Verfassungsschutz auflösen! Rassismus bekämpfen!

Der neue Termin für unsere am Montag ausgefallene Veranstaltung steht fest. Der Vortrag mit Katharina König findet am 7. November um 20.00 Uhr im Club Courage statt.


Info und Mobilisierungsveranstaltung mit Katharina König

Nazi-Terror und Geheimdienst-Skandal
Eine vorläufige Bilanz ein Jahr nach Aufdeckung des NSU

Gegen VS Als am 4. November 2011 Schüsse in einem Wohnmobil in Eisenach fielen, ahnte wahrscheinlich niemand, dass damit der Weg einer rechten Terrorgruppe ein Ende nahm. Seitdem versuchen parlamentarische Untersuchungsausschüsse, Journalist*innen und Antifaschist*innen das Geschehene zu erfassen und aufzuklären. Fast wöchentlich werden neue Details über die Verstrickungen der Geheimdienste mit dem NSU und seinem Unterstützer*innen-Netzwerk sowie über die fragwürdigen Ermittlungspraktiken der Polizei bekannt. Das tatsächliche Ausmaß des Beziehungsgeflechtes zwischen Staat und Neonazis ist nach einem Jahr Auseinandersetzung um den NSU noch nicht abzusehen. Es wird gelogen, verschwiegen und vertuscht. Über Rassismus wird kaum gesprochen, stattdessen über weitere Kompetenzen für Sicherheitsbehörden.

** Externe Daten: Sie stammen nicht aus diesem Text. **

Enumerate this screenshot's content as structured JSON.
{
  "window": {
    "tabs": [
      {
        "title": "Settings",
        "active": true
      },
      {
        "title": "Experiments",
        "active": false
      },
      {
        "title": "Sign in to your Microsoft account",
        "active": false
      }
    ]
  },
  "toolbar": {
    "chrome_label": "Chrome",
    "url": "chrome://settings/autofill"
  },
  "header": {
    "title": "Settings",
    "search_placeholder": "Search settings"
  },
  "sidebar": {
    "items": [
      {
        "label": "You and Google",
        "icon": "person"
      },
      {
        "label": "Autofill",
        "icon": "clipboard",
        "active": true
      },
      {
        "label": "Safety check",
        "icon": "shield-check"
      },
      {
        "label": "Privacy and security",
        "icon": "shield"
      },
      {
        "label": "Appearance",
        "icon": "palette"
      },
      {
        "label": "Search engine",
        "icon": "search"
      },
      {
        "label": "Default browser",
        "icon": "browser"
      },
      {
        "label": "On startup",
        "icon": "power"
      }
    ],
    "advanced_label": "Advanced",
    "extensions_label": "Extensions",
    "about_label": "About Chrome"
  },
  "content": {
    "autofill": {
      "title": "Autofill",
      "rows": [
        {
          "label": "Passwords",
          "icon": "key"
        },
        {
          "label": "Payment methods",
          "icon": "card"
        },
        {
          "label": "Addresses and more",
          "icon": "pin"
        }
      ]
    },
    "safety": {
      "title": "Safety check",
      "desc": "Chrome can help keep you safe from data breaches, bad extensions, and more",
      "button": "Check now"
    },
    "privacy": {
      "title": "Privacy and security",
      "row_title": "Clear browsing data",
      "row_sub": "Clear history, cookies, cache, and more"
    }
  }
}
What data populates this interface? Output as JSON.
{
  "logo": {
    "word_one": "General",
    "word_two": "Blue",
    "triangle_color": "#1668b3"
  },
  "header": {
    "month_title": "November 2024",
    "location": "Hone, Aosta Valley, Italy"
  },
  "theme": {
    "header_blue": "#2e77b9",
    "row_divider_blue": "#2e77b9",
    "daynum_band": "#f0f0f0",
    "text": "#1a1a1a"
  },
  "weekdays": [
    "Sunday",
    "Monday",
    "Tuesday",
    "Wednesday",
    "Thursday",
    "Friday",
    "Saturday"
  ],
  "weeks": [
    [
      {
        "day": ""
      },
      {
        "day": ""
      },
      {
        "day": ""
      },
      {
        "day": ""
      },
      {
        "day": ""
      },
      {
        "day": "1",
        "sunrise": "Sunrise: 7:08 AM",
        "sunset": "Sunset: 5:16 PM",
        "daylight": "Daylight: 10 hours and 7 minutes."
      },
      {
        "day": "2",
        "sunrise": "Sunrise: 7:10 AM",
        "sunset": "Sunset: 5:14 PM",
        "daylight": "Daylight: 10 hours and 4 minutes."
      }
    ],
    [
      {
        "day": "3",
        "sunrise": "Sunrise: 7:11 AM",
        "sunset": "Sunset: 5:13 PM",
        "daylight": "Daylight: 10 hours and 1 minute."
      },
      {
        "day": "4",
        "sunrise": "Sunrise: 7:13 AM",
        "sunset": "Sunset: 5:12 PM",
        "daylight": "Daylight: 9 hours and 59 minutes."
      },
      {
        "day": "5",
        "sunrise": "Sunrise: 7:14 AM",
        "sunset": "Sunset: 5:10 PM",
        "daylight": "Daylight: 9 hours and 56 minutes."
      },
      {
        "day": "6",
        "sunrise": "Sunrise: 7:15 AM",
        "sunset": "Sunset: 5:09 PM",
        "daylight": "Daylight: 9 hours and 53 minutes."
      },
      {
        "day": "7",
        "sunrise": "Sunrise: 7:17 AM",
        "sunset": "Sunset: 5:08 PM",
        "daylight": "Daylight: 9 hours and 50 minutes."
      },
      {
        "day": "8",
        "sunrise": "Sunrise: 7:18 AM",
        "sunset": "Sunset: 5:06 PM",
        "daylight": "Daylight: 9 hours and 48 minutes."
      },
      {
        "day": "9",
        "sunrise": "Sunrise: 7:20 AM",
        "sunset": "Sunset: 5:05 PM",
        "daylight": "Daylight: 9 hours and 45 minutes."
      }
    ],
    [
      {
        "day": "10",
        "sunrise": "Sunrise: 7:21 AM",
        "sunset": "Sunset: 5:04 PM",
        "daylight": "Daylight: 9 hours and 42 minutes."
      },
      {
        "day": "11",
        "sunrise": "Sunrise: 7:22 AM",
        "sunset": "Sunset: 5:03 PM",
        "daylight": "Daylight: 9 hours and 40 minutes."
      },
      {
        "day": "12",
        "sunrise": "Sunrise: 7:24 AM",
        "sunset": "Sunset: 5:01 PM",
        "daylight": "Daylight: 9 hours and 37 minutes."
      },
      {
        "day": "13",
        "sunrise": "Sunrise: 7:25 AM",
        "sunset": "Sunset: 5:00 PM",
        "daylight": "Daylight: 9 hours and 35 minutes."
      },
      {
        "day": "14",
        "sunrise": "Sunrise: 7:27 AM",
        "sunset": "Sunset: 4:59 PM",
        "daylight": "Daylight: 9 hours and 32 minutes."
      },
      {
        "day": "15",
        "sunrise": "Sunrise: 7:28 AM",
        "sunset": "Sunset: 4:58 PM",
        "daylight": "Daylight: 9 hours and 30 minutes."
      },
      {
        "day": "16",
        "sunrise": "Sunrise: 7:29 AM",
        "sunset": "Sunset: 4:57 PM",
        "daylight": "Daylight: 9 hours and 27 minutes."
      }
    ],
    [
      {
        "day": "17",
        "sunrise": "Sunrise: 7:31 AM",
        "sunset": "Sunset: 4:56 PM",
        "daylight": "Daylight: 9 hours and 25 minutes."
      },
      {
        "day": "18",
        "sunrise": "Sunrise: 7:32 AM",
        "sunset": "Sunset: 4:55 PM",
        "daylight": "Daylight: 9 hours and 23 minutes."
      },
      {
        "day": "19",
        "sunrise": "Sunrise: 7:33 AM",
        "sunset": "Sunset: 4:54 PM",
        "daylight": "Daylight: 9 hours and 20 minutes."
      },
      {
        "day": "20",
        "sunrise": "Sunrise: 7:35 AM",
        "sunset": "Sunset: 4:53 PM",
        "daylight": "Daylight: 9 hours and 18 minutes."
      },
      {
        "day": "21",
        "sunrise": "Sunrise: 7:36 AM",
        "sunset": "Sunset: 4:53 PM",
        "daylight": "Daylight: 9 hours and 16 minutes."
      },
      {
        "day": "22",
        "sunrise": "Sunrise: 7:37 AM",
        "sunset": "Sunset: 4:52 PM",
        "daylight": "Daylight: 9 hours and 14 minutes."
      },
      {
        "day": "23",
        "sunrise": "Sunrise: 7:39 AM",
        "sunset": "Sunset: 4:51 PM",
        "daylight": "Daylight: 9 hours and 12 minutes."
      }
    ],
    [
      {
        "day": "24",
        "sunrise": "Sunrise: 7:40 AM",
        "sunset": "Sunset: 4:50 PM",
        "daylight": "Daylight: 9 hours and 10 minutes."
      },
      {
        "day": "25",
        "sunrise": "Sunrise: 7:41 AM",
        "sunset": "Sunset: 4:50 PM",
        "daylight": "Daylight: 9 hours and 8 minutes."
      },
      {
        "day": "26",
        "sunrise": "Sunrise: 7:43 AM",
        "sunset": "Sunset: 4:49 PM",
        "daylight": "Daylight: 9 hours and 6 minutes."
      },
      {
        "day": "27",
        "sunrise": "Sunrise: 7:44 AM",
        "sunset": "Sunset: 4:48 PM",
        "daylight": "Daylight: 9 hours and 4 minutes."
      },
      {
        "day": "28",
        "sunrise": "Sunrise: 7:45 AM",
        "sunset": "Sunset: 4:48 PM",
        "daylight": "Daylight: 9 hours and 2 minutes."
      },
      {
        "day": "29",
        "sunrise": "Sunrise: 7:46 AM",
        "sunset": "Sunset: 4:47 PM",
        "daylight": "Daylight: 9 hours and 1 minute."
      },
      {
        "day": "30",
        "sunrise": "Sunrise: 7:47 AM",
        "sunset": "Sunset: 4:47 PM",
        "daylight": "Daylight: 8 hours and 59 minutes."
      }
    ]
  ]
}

Die Referentin Katharina König ist im Jena der 1990iger Jahre aufgewachsen. Sie kennt die späteren NSU-Täter*innen und deren Unterstützungsumfeld aus dieser Zeit. Katharina König engagierte sich damals im Jugendzentrum der Jungen Gemeinde Stadtmitte, wo sich links-alternative Jugendliche trafen, die den Übergriffen der Neonazis etwas entgegensetzen wollten. Seit 2009 sitzt sie als Abgeordnete für die Fraktion „Die Linke“ im Thüringer Landtag und ist Mitglied im dortigen Untersuchungsausschuss zum „Nationalsozialistischen Untergrund“ (NSU). Seit mehreren Monaten versucht der Untersuchungsausschuss vor allem das Versagen der Zuständigen aufzuklären.

Katharina König wird über die 13 Jahre des „Nationalsozialistischen Untergrund“ und die politische Sozialisation der NSU-Täter*innen in der Thüringer Neonazi-Szene der 1990er Jahre sprechen. In ihrem Vortrag wird sie auch die bisherigen Ergebnisse der Aufklärung bilanzieren.

Im Anschluss daran wird die Demonstration „VS auflösen – Rassismus bekämpfen“ am 10. November 2012 in Köln vorgestellt. Ein Bündnis linker Gruppen wird ein Jahr nach der Aufdeckung des NSU vor das Bundesamt für Verfassungsschutz in Köln-Chorweiler ziehen und dort die sofortige Auflösung der Geheimdienste fordern. Köln ist nicht nur Sitz des Verfassungsschutzes und des Militärischen Abschirmdienstes, sondern auch Tatort zweier Bombenanschläge der Rechtsterrorist*innen.

Mittwoch, 7.11.2012
20.00 Uhr || Club Courage
Friedensstraße 42 || Münster

Eintritt frei. Mitglieder der rechten Szene sind von der Teilnahme an der Veranstaltung ausgeschlossen.

Protestkundgebung gegen VS-Ausstellungseröffnung in Köln

Am Montag, den 29. Oktober demonstrierten ca. 70 Menschen gegen die Ausstellungs-eröffnung „Die Braune Falle“ vor dem Kölner Polizeipräsidium. Aufgerufen zur Gegenkundgebung hatte das Bündnis „VS auflösen“. Zur Ausstellungseröffnung waren Bundesinnenminister Jäger sowie Verfassungsschutzpräsident Maaßen zugegen.

Die Demonstrationsteilnehmer_innen kritisierten in verschiedenen Redebeiträgen und einem Auszug aus dem Theaterstück „V wie Verfassungsschutz“ die rassistischen Ermittlungsmethoden der Polizeidienstbehörden, die in Zusammenhang mit dem NSU-Skandal aufgedeckte Deckung von Neonazistrukturen durch den Verfassungsschutz und die Weigerung der Politik aus den NSU-Skandal politische Konsequenzen zu ziehen.Dazu erklärt Ina Köhler (Bündnissprecherin): “Die heutige Ausstellung dient lediglich dem Zwecke, das angekratzte Image des Verfassungsschutzes und der Polizei aufzupolieren. In Anbetracht des Versagens der Sicherheitsbehörden bzw. des vermutlichen Deckens der Unterstützerszene des NSU durch den Verfassungsschutz ist eine solche Imagekampagne gegenüber den Opfern und dessen Angehörigen ein schamloser Zynismus.” (mehr…)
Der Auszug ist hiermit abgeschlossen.